Haley could quote at any moment, using a mildly pompous British accent,
“see the world as a presentation of events and moments, each of which is absolute. In other words, they perceive each thing as it is now and accept it for what it is. The journalist, on the other hand, sees the now and immediately peers through it, asking how and why each thing came to be. Instead of seeing merely what is, the journalist seeks to know what was, to understand why, and to dream of what could be.”
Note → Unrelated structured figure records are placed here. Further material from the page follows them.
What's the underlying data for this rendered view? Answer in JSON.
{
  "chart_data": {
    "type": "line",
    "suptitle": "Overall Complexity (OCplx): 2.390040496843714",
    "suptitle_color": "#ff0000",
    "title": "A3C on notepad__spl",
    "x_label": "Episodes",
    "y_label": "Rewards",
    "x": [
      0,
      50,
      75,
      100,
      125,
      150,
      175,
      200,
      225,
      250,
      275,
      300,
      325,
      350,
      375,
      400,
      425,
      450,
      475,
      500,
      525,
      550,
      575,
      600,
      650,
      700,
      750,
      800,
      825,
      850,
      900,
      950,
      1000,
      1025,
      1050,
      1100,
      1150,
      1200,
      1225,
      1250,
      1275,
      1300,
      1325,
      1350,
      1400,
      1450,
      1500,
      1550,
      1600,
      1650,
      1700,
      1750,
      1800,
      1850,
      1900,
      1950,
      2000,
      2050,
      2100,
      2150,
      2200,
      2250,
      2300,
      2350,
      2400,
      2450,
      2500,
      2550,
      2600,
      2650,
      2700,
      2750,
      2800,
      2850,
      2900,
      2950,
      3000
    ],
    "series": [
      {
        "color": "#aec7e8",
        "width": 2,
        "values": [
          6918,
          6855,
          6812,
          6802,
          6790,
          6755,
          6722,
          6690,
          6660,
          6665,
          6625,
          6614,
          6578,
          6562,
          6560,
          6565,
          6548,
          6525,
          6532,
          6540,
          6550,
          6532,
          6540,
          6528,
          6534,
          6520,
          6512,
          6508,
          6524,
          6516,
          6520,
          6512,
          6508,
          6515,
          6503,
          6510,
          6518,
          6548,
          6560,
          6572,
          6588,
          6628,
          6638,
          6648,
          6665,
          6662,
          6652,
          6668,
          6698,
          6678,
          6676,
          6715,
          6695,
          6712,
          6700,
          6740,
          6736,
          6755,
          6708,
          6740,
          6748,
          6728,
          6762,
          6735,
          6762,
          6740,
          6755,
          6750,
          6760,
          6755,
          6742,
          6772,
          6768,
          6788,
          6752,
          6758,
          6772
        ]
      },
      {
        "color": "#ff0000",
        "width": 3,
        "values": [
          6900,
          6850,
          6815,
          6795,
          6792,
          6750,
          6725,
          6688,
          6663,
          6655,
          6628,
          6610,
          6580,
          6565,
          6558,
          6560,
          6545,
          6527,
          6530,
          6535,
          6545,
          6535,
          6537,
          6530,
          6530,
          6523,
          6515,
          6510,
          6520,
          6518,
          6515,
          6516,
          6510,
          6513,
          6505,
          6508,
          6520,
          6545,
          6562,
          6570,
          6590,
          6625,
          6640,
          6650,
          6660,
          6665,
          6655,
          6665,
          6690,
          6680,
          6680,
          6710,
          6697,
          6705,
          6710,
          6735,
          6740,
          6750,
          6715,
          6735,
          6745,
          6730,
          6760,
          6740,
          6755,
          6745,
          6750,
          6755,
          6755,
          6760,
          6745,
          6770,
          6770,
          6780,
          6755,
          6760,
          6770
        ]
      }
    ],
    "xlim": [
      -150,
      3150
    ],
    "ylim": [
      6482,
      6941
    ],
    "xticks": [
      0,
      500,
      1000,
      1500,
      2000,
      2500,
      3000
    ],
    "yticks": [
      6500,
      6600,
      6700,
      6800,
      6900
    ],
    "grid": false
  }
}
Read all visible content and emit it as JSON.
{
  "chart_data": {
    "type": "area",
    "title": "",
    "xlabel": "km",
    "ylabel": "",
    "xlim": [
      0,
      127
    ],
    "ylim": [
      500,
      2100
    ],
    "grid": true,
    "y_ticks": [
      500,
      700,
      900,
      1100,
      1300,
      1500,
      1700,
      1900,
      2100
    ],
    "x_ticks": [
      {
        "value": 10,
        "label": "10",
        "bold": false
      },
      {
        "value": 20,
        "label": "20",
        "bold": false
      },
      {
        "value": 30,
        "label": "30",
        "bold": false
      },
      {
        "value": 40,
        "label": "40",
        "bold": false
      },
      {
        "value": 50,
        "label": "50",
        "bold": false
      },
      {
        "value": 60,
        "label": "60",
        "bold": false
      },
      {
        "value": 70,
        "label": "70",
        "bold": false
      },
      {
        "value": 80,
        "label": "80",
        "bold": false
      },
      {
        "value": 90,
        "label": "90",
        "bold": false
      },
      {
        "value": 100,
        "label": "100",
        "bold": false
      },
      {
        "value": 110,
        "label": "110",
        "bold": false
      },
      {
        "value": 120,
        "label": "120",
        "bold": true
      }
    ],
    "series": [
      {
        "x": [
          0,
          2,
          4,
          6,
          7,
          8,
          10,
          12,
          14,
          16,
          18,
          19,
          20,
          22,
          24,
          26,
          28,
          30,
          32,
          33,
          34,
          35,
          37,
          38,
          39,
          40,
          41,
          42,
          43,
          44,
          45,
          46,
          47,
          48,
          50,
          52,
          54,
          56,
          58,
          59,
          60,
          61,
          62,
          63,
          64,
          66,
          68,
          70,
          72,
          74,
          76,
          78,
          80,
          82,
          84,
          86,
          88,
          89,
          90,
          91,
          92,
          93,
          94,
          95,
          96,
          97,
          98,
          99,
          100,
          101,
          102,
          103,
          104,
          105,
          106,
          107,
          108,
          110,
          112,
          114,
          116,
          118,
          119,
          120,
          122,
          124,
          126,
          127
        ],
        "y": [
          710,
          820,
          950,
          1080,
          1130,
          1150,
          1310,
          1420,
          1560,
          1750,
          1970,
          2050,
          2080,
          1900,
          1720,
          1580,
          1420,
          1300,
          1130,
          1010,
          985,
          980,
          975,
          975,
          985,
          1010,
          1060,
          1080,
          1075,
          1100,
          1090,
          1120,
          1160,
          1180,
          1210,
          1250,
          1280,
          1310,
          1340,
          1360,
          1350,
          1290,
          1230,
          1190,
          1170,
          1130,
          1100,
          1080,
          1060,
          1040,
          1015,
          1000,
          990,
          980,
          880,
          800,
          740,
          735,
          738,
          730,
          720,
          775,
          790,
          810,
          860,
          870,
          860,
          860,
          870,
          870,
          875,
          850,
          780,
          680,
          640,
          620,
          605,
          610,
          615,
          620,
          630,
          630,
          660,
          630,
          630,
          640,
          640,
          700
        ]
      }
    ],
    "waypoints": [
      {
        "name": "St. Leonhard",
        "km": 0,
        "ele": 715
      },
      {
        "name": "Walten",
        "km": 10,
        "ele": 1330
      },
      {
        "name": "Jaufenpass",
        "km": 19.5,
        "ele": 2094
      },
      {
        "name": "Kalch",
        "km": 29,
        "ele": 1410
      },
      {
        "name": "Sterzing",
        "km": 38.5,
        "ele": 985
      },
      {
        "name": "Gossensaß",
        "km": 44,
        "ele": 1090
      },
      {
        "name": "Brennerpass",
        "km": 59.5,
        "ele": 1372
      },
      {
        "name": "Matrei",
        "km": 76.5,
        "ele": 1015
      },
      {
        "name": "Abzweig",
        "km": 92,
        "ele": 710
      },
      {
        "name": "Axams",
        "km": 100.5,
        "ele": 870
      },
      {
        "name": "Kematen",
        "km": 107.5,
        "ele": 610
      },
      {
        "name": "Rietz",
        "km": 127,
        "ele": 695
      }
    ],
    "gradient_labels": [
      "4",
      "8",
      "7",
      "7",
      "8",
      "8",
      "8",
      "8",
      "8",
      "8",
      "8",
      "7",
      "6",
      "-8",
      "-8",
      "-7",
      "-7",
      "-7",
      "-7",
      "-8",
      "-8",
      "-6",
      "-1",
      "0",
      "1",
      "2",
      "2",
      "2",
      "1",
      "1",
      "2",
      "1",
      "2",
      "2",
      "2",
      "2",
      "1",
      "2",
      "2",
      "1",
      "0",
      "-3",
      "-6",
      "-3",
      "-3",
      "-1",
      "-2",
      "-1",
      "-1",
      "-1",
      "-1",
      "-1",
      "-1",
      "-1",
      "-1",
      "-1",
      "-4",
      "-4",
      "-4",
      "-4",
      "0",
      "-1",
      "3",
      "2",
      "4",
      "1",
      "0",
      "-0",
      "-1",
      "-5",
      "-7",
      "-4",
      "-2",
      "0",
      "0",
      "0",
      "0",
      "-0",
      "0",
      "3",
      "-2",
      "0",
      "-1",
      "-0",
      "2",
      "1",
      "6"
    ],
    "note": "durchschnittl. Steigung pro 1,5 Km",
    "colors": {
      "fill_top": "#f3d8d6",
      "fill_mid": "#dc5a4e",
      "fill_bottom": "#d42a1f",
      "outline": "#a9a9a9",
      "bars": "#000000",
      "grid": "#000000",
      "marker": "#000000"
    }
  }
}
Here Haley would often insert a burly chest cough, from years of good scotch whiskey and bad cigarettes, and also to crack a smile from Abby, before continuing:
“This awareness by the journalist is the Sixth Sense for Story. In most cases, the answers are quickly found by consulting our own learned knowledge or referencing the world around us for context, but in these other cases, when the questions cannot be immediately answered, the Sixth Sense tingles. And when it tingles, the journalist knows that somewhere behind the surface lies a story waiting to be uncovered, and the hunt is on.”

That was how it had begun for Haley, with a tingle in her mind, and this feeling just so happened to strike during some serious procrastination time on Facebook.

Thinking back on it now, it had been so random: Haley had been sitting around one evening, in the middle of January, enthusiastically avoiding a set of comprehension questions about
I Am the Cheese
. She'd been scrolling through the babble of status updates when she peeked down one of those random rabbit holes that can open up online.

First, an update had caught her eye from a mutual friend of hers and Abby's, named Mia. Three photos appeared in a row on Mia's wall. She was at a wedding. The first photo showed Mia with a microphone, her face beet red, hamming it up with two other girls doing karaoke. The second showed Mia standing in a group with the bride. And then in the third, she was by a sunny table of hors d'oeuvres, waving happily at the camera, with a big grin around a mouthful of food. Standing beside her at the table was a heavyset girl with a scowl and black-rimmed eyes and bright magenta hair.